Question

How do you find the value of $\cot 135$?

Answer 1

Hint: Start by converting the $\cot $ term to the simpler terms which involve $\sin ,\cos $. Then apply the formulas to simplify the equation. then next substitute the values of the terms and then further evaluate the value of $\cot 135$.

Complete step by step answer:
First we will start off by converting $\cot $ to simpler form that is the form involving $\sin ,\cos $.
We know that $\cot x = \dfrac{{\cos x}}{{\sin x}}$. Hence, now we convert $\cot $.
$\cot 135 = \dfrac{{\cos 135}}{{\sin 135}}$
Now we know that $\cos (A + B) = \cos AcosB - \sin A\sin B$ and $\sin (A + B) = \sin AcosB + \cos A\sin B$
Also, we can also write $\cos 135 = \cos (90 + 45)$ .
Now, here we will use the above mentioned formula. Hence, the expression will become,
$
   = \cos (135) \\
   = \cos (90 + 45) \\
   = \cos 90cos45 - \sin 90\sin 45 \\
   = (0)\left( {\dfrac{1}{{\sqrt 2 }}} \right) - (1)\left( {\dfrac{1}{{\sqrt 2 }}} \right) \\
   = - \left( {\dfrac{1}{{\sqrt 2 }}} \right) \\
 $
Now we calculate the value of $\sin 135$.
$
   = \sin (135) \\
   = \sin (90 + 45) \\
   = \sin 90cos45 + \cos 90\sin 45 \\
   = (1)\left( {\dfrac{1}{{\sqrt 2 }}} \right) + (0)\left( {\dfrac{1}{{\sqrt 2 }}} \right) \\
   = \left( {\dfrac{1}{{\sqrt 2 }}} \right) \\
 $
Now substitute the values of the terms in the equation $\cot 135 = \dfrac{{\cos 135}}{{\sin 135}}$.
$\cot 135 = \dfrac{{\cos 135}}{{\sin 135}} = \dfrac{{ - \dfrac{1}{{\sqrt 2 }}}}{{\dfrac{1}{{\sqrt 2 }}}} = - 1$

Hence, the value of the term $\cot 135$ is $ - 1$.

Additional Information:
Inverse trigonometric functions are simply defined as the inverse functions of the basic trigonometric functions which are sine, cosine, tangent, cotangent, secant and cosecant functions. They are also termed as arcus functions, anti-trigonometric functions or cyclometric functions.

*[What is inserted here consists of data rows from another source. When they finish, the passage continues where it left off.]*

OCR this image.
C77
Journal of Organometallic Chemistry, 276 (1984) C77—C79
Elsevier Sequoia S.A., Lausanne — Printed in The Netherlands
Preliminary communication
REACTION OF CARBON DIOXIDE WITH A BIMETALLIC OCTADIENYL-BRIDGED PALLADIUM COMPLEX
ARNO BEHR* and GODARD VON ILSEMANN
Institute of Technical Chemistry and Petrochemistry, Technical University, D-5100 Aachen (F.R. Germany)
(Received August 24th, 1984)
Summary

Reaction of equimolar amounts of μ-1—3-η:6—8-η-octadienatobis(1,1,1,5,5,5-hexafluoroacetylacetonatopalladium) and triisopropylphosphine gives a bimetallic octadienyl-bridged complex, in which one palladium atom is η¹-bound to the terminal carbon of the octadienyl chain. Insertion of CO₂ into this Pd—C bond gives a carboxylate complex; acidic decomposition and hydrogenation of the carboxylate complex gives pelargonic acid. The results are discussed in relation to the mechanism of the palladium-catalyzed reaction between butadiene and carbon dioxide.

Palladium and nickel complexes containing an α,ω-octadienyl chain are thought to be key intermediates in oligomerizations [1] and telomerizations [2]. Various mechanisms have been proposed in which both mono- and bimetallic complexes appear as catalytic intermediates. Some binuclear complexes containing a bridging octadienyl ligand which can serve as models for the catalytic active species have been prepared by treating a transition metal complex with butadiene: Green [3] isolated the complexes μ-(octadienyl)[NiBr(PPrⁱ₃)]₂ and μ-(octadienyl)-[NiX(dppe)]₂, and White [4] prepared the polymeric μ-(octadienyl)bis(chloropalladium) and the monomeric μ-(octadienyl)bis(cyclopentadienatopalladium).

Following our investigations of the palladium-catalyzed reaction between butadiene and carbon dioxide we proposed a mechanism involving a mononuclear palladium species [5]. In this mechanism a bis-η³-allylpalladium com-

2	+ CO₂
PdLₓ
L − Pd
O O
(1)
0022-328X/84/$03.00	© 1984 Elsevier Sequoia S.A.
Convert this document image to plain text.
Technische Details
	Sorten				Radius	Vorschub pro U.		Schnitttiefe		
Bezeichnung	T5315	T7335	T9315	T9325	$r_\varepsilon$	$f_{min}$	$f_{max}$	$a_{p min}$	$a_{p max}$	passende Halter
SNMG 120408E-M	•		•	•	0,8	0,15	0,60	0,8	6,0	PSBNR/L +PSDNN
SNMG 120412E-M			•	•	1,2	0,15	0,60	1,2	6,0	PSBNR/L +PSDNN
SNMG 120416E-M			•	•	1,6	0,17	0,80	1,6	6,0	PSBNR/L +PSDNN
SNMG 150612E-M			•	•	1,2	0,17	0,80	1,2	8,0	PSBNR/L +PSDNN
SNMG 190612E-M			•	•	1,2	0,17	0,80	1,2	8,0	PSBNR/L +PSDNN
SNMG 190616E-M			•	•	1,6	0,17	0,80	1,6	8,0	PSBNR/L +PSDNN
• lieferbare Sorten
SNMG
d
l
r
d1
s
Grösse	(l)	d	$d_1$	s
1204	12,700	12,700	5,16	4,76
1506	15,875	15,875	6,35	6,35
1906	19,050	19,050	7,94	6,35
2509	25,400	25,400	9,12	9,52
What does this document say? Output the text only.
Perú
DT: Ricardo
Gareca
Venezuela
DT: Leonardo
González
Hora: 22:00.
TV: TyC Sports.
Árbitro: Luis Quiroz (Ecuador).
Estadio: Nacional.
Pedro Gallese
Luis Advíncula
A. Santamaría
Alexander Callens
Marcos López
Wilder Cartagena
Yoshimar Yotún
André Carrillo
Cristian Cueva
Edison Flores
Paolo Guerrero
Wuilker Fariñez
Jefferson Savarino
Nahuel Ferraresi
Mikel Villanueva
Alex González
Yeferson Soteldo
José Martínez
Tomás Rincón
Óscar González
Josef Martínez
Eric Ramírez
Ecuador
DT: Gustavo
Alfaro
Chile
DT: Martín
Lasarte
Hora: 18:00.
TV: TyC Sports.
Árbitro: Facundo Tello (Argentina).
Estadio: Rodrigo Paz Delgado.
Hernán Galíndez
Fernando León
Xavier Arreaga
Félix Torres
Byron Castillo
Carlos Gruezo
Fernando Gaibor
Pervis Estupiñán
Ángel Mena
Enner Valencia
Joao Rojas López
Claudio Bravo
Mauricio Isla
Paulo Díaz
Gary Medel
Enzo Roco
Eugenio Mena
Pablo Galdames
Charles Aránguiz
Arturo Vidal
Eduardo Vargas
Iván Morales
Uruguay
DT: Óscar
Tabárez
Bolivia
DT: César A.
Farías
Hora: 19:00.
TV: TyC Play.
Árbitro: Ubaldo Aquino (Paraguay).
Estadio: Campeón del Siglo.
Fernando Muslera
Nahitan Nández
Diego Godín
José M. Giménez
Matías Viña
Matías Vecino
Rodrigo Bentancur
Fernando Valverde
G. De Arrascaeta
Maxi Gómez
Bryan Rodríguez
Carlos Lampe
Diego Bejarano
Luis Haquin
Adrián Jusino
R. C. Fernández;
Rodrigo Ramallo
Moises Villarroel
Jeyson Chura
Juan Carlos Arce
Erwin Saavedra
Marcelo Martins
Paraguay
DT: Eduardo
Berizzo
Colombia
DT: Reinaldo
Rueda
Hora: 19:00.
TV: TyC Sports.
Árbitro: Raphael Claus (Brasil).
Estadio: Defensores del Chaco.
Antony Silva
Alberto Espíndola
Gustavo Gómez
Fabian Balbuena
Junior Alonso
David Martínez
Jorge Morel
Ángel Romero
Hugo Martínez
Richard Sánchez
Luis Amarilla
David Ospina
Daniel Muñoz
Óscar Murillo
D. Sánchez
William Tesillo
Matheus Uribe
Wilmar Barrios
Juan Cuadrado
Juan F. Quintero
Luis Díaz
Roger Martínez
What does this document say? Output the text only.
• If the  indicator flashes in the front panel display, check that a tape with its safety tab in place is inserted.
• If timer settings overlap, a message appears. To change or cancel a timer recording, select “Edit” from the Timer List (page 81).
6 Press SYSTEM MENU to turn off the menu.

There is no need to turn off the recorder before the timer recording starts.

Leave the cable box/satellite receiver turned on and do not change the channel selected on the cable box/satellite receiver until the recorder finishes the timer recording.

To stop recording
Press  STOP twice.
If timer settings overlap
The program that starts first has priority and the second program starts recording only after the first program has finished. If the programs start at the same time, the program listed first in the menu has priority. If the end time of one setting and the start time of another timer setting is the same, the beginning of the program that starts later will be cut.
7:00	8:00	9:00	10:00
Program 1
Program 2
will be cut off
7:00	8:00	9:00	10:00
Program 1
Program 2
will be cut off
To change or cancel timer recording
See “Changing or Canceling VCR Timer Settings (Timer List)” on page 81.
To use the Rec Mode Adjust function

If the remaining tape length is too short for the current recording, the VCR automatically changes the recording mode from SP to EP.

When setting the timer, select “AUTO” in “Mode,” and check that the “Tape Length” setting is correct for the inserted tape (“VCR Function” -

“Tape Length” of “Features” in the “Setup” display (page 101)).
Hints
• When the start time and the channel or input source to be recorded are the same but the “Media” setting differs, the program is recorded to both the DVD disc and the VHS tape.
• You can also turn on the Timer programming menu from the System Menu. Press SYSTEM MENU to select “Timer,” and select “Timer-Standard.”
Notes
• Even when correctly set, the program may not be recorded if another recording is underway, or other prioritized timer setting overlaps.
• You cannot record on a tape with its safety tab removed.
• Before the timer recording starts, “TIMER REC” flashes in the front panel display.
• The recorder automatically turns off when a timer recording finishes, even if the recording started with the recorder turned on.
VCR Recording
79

Note: While choosing the side to solve, always choose the side where you can directly apply the trigonometric identities. Also, remember the formulas $\cos (A + B) = \cos AcosB - \sin A\sin B$ and $\sin (A + B) = \sin AcosB + \cos A\sin B$. While opening the brackets make sure you are opening the brackets properly with their respective signs. Also remember that $\cot x = \,\dfrac{{\cos x}}{{\sin x}}$.
While applying the double angle identities, first choose the identity according to the terms you have then choose the terms from the expression involving which you are using the double angle identities. While modifying any identity make sure that when you back trace the identity, you get the same original identity.